Boating safety classes added as more people sign up

Testing, certification now required for those born before 1950

By Kirk Moore • TOMS RIVER BUREAU • April 5, 2009

This spring, recreational boating safety classes are filling up as older, experienced boaters realize they have until June 1 to obtain state boating safety certification cards, and volunteer groups and professional training schools have scheduled additional classes to handle the demand.

"Every day, people are waking up to the fact that they need a boating certificate," said Don Baker of Matawan, who heads the the U.S. Power Squadrons safety education efforts in New Jersey. "Because of the deadline now, the average age of the students now is much higher."
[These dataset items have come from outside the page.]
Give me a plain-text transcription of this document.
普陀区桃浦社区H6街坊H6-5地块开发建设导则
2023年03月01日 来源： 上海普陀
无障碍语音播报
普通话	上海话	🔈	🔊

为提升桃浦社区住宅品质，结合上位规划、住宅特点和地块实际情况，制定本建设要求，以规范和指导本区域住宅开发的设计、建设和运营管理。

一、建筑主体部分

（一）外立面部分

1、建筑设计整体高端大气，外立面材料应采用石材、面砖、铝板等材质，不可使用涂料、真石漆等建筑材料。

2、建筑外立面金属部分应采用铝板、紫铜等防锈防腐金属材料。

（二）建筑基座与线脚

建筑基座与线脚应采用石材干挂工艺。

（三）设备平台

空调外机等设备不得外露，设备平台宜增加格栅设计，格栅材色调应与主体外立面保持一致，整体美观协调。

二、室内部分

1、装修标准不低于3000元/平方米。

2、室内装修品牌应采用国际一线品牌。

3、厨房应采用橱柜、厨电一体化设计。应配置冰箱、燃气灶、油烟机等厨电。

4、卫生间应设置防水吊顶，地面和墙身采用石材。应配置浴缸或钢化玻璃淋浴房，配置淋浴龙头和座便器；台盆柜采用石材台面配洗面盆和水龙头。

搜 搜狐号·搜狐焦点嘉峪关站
This year marks the completion of a phased-in requirement that all boaters age 16 and older — the minimum age for operating a power vessel or personal watercraft — carry a safety certification card. This year, boaters born before 1950 must make sure they have cards, or they can be fined.

State Police have offered the so-called test-out option to older boaters who believe they can pass the test without taking safety classes offered by private schools, the Power Squadrons or U.S. Coast Guard Auxiliary. But experienced safety trainers say they discourage trying to ace the test without the classes because many of the questions are specific to changes in New Jersey boating law since the mid-1990s.

"You're going to spend $25 (for the test fee) and fail the exam anyway," Baker said. He recalled a conversation with some older boaters who recently completed a class: "They told me, "We could not believe how much we did not know.' "

But Baker said he's noticed one deficiency — not many of his incoming students know about the Coast Guard's recent advances in communications with the Rescue 21 system and the digital selective calling (DSC) capabilites of marine radios.

"I teach a lot of people, and in the last two years not one knew about Rescue 21," even though the system is in place from New York Harbor and all along the Jersey Shore, Baker said.

The Coast Guard's Atlantic City group was one of the first units equipped with the system in late 2005, and Rescue 21 coverage in the Northeast now extends from the east end of Long Island to Virginia and up the Hudson River. Several units in North Carolina waters began using the system last month.

Rescue 21 takes advantage of DSC-capable radios to speed up response to distress calls, and in the slogan of system proponents, "take the search out of search and rescue." That's possible when boaters have a complete package: a DSC marine radio linked to their boat's global positioning system, and the radio registered with its own Maritime Mobile Service Identity number, a nine-digit identifier similar to a telephone number.

In an emergency, pushing the radio's emergency button broadcasts the boat's identity and position automatically to the Coast Guard and any DSC radio-equipped vessel within radio range.